A obra conduzida pelo cineasta Bahman Ghobadi consegue emocionar pela sensibilidade com que é conduzida e pela força do roteiro. A produção nos mostra todo o sofrimento de uma tribo curda, que sofre sob o controle dos fervorosos seguidores de Sadam Hussein e aguardam ansiosos a invasão norte-americana. O local é bastante precário, as moradias são envoltas de sujeira e sucatas de equipamentos de alta tecnologia (um contraste interessante, entre o miserável e a comodidade que os artigos tecnológicos proporcionam).
Temos a presença de um grande grupo de crianças, que são o destaque do filme, já que a trama toda se passa com eles. Satélite (ou como falam os habitantes da tribo, Sateláite) é uma espécie de líder de todos os pequenos habitantes, um menino perspicaz que está à frente do grupo e é responsável pela instalação de antenas.
O interessante é que Satélite é visto como um líder para toda a tribo, já que é o único que pode possibilitar o acesso a informações sobre o mundo e principalmente sobre a guerra. Os verdadeiros líderes são bastante ultrapassados, mal sabendo o que é Estados Unidos ou quem é George W. Bush e assim se mantém alienados. As crianças vêem no garoto líder um exemplo de força para continuar sobrevivendo, e conseguem dinheiro a partir do trabalho nos campos minados, onde recolhem minas para vender no mercado negro.

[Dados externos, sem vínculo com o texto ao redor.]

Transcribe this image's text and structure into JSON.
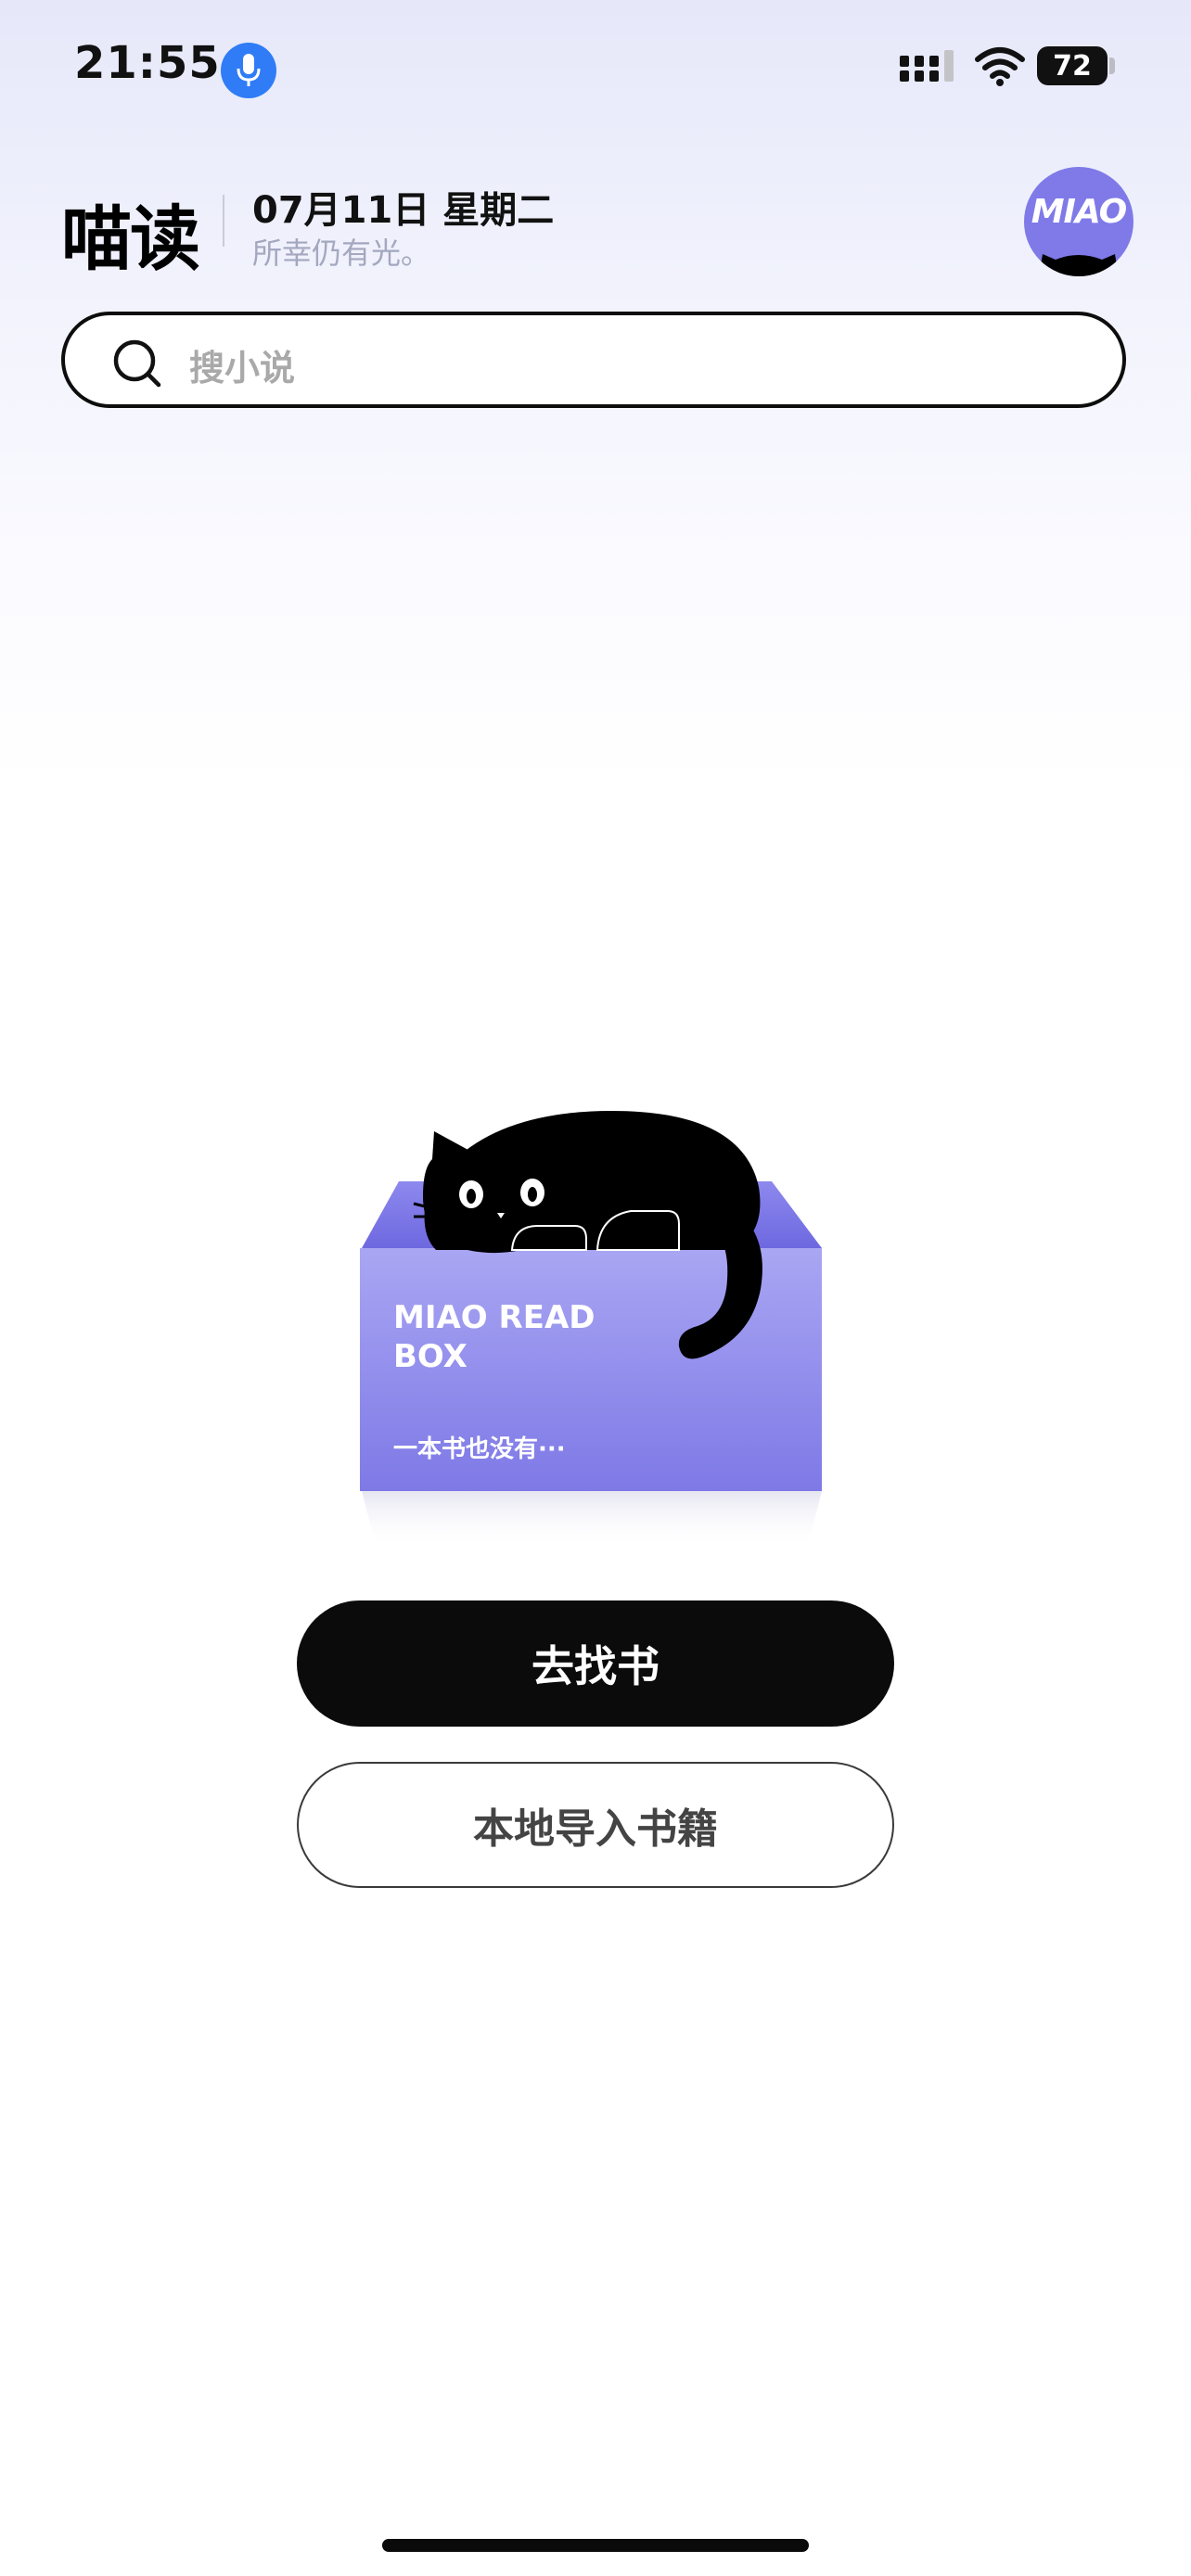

As crianças ali possuem uma vivência de pessoas adultas, devido às atrocidades que presenciaram: muitos deles tiveram suas famílias mortas por soldados de Hussein, outras crianças foram mutiladas por minas terrestres. Ainda existe uma menina que teve a família assassinada, foi estuprada e deu a luz a um filho antes de ter 15 anos, com o qual possui uma relação de amor e ódio. São esses absurdos que são denunciados pela obra do cineasta Bahman.

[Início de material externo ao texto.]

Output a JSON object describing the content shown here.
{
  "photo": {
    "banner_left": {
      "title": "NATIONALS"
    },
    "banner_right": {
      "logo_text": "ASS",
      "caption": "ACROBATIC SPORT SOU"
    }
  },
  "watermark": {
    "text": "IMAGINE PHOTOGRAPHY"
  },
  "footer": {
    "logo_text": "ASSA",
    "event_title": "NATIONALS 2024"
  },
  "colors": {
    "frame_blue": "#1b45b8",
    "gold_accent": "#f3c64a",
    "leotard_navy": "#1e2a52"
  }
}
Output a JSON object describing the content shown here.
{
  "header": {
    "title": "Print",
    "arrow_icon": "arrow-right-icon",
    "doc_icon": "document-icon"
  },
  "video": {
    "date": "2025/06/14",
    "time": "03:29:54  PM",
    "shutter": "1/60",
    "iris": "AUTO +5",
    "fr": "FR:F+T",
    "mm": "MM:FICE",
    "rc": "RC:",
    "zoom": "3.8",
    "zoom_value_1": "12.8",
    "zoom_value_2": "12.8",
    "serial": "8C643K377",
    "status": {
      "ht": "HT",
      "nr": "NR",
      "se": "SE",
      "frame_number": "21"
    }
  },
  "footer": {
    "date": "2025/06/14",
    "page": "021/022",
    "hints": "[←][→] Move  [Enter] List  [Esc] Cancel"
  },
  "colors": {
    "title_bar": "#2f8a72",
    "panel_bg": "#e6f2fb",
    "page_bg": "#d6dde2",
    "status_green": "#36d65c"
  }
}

A questão da garota é bastante abordada durante o filme, e uma das que mais comove. Bem desenvolvida e explorada, os conflitos internos que a menina vivencia são de emocionar, como quando pensa em se suicidar no lago, ou mesmo as tentativas de abandonar o seu próprio filho. Este, fruto de uma relação precoce e indesejável, é visto como uma recordação dolorosa tanto de seu passado como a perda de sua inocência de uma forma abrupta e muito antes do desejado. Muito bem trabalhada, a menina é transformada em uma adulta antes de completar seus quinze anos, e o diretor sabe conduzir de uma forma sem igual esse delicado ponto.

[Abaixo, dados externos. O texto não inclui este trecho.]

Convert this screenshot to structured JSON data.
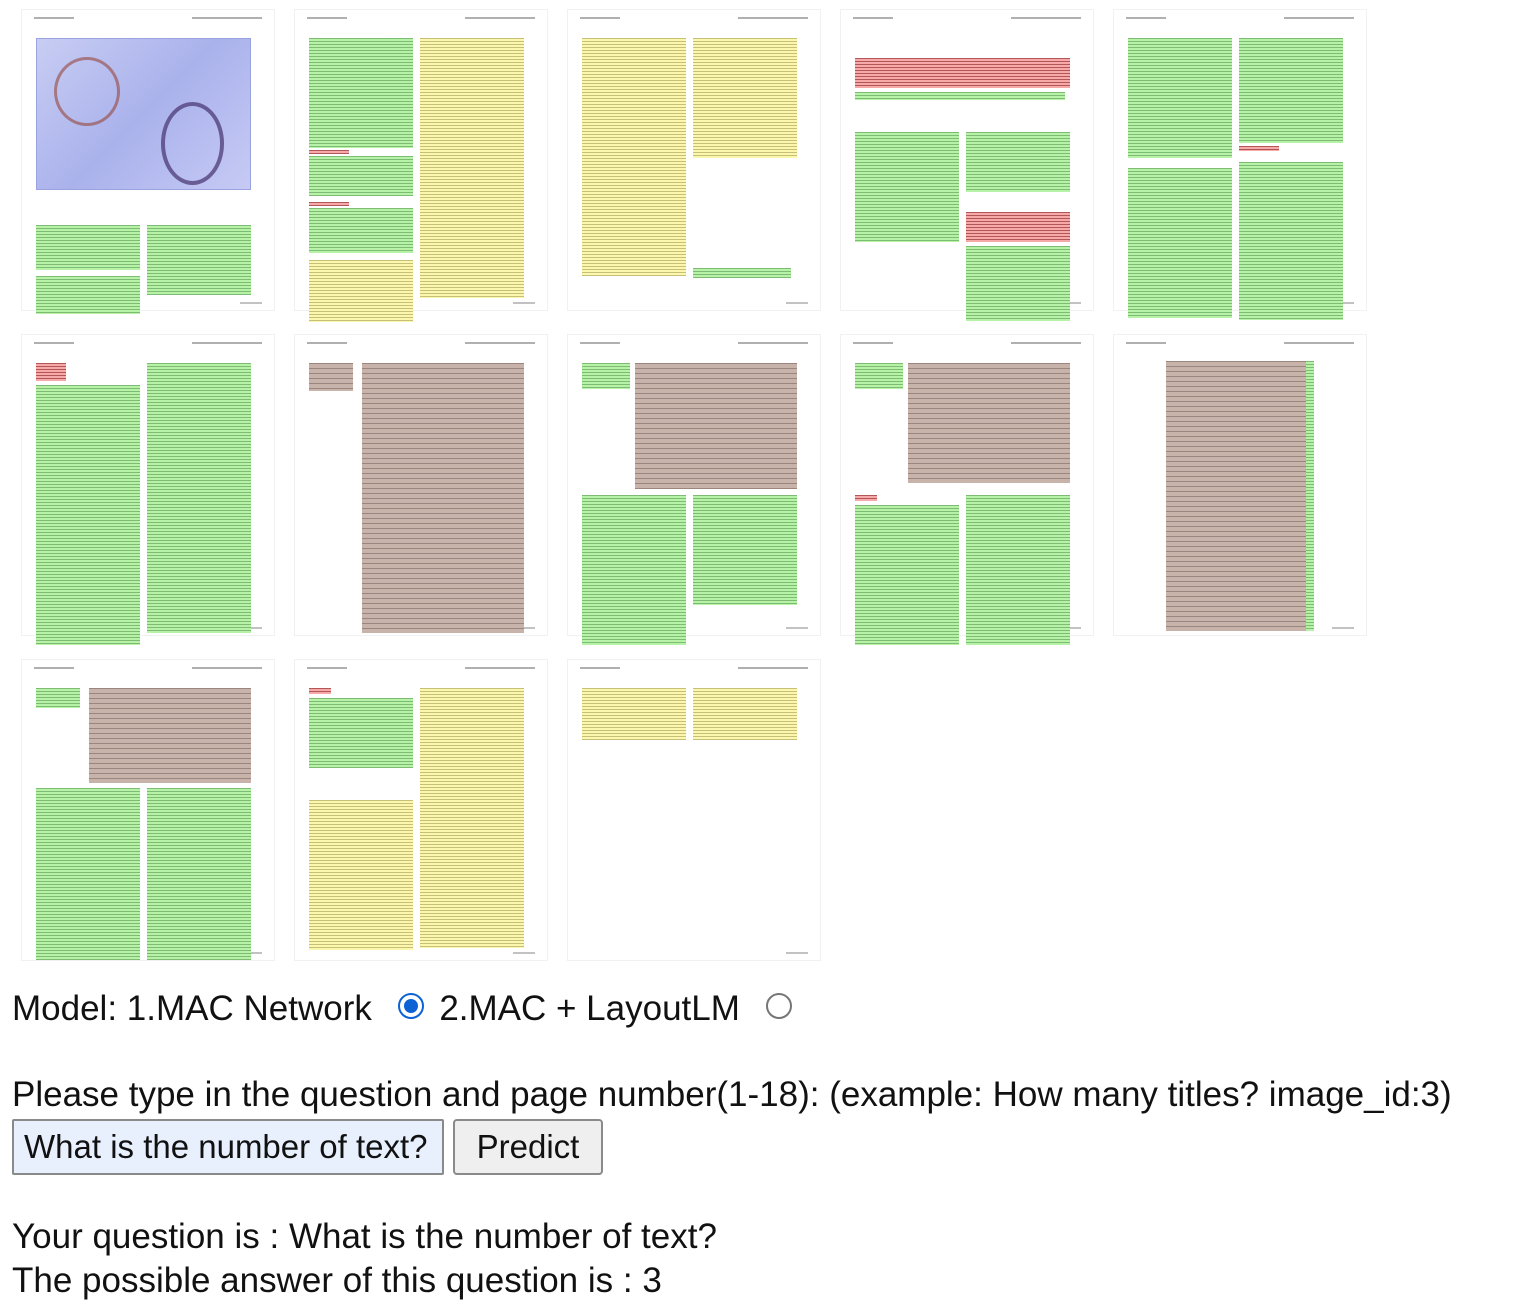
{
  "pages": [
    {
      "page": 1,
      "blocks": [
        [
          "figure",
          2,
          8,
          213,
          150
        ],
        [
          "text",
          2,
          195,
          104,
          45
        ],
        [
          "text",
          113,
          195,
          104,
          70
        ],
        [
          "text",
          2,
          246,
          104,
          38
        ]
      ]
    },
    {
      "page": 2,
      "blocks": [
        [
          "text",
          2,
          8,
          104,
          110
        ],
        [
          "title",
          2,
          120,
          40,
          4
        ],
        [
          "text",
          2,
          126,
          104,
          40
        ],
        [
          "title",
          2,
          172,
          40,
          4
        ],
        [
          "text",
          2,
          178,
          104,
          45
        ],
        [
          "list",
          2,
          230,
          104,
          62
        ],
        [
          "list",
          113,
          8,
          104,
          260
        ]
      ]
    },
    {
      "page": 3,
      "blocks": [
        [
          "list",
          2,
          8,
          104,
          238
        ],
        [
          "list",
          113,
          8,
          104,
          120
        ],
        [
          "text",
          113,
          238,
          98,
          10
        ]
      ]
    },
    {
      "page": 4,
      "blocks": [
        [
          "title",
          2,
          28,
          215,
          30
        ],
        [
          "text",
          2,
          62,
          210,
          8
        ],
        [
          "text",
          2,
          102,
          104,
          110
        ],
        [
          "text",
          113,
          102,
          104,
          60
        ],
        [
          "title",
          113,
          182,
          104,
          30
        ],
        [
          "text",
          113,
          216,
          104,
          75
        ]
      ]
    },
    {
      "page": 5,
      "blocks": [
        [
          "text",
          2,
          8,
          104,
          120
        ],
        [
          "text",
          2,
          138,
          104,
          150
        ],
        [
          "text",
          113,
          8,
          104,
          105
        ],
        [
          "title",
          113,
          116,
          40,
          5
        ],
        [
          "text",
          113,
          132,
          104,
          158
        ]
      ]
    }
  ],
  "pages_row2": [
    {
      "page": 6,
      "blocks": [
        [
          "title",
          2,
          8,
          30,
          18
        ],
        [
          "text",
          2,
          30,
          104,
          260
        ],
        [
          "text",
          113,
          8,
          104,
          270
        ]
      ]
    },
    {
      "page": 7,
      "blocks": [
        [
          "table",
          2,
          8,
          44,
          28
        ],
        [
          "table",
          55,
          8,
          162,
          270
        ]
      ]
    },
    {
      "page": 8,
      "blocks": [
        [
          "text",
          2,
          8,
          48,
          26
        ],
        [
          "table",
          55,
          8,
          162,
          126
        ],
        [
          "text",
          2,
          140,
          104,
          150
        ],
        [
          "text",
          113,
          140,
          104,
          110
        ]
      ]
    },
    {
      "page": 9,
      "blocks": [
        [
          "text",
          2,
          8,
          48,
          26
        ],
        [
          "table",
          55,
          8,
          162,
          120
        ],
        [
          "title",
          2,
          140,
          22,
          6
        ],
        [
          "text",
          2,
          150,
          104,
          140
        ],
        [
          "text",
          113,
          140,
          104,
          150
        ]
      ]
    },
    {
      "page": 10,
      "blocks": [
        [
          "table",
          40,
          6,
          140,
          270
        ],
        [
          "text",
          180,
          6,
          8,
          270
        ]
      ]
    }
  ],
  "pages_row3": [
    {
      "page": 11,
      "blocks": [
        [
          "text",
          2,
          8,
          44,
          20
        ],
        [
          "table",
          55,
          8,
          162,
          95
        ],
        [
          "text",
          2,
          108,
          104,
          172
        ],
        [
          "text",
          113,
          108,
          104,
          172
        ]
      ]
    },
    {
      "page": 12,
      "blocks": [
        [
          "title",
          2,
          8,
          22,
          6
        ],
        [
          "text",
          2,
          18,
          104,
          70
        ],
        [
          "list",
          2,
          120,
          104,
          150
        ],
        [
          "list",
          113,
          8,
          104,
          260
        ]
      ]
    },
    {
      "page": 13,
      "blocks": [
        [
          "list",
          2,
          8,
          104,
          52
        ],
        [
          "list",
          113,
          8,
          104,
          52
        ]
      ]
    }
  ],
  "controls": {
    "model_label": "Model:",
    "option1_label": "1.MAC Network",
    "option2_label": "2.MAC + LayoutLM",
    "selected_option": 1,
    "prompt_label": "Please type in the question and page number(1-18): (example: How many titles? image_id:3)",
    "question_value": "What is the number of text?",
    "predict_label": "Predict",
    "result_question_line": "Your question is : What is the number of text?",
    "result_answer_line": "The possible answer of this question is : 3"
  }
}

Em termos de maturidade, todas as crianças ali já possuem um certo grau de vivência, devido a difícil sobrevivência na região onde moram. Diariamente são expostos ao medo e a tensão de desarmar minas terrestres, muitos deles são mutilados, como o garoto que não possui os dois braços, fazendo o trabalho com a boca (outra cena incrível, diga-se de passagem). Satélite é visto como um porto seguro de todos aqueles garotos, que o respeitam e obedecem as suas ordens sem pestanejar. O garoto líder e suas idéias e bugigangas guiam os outros meninos para que jamais as tartarugas voem de novo, e talvez possam até lhe garantir segurança em algum futuro próximo. Afinal, a esperança é sempre a última que se esvai, não é?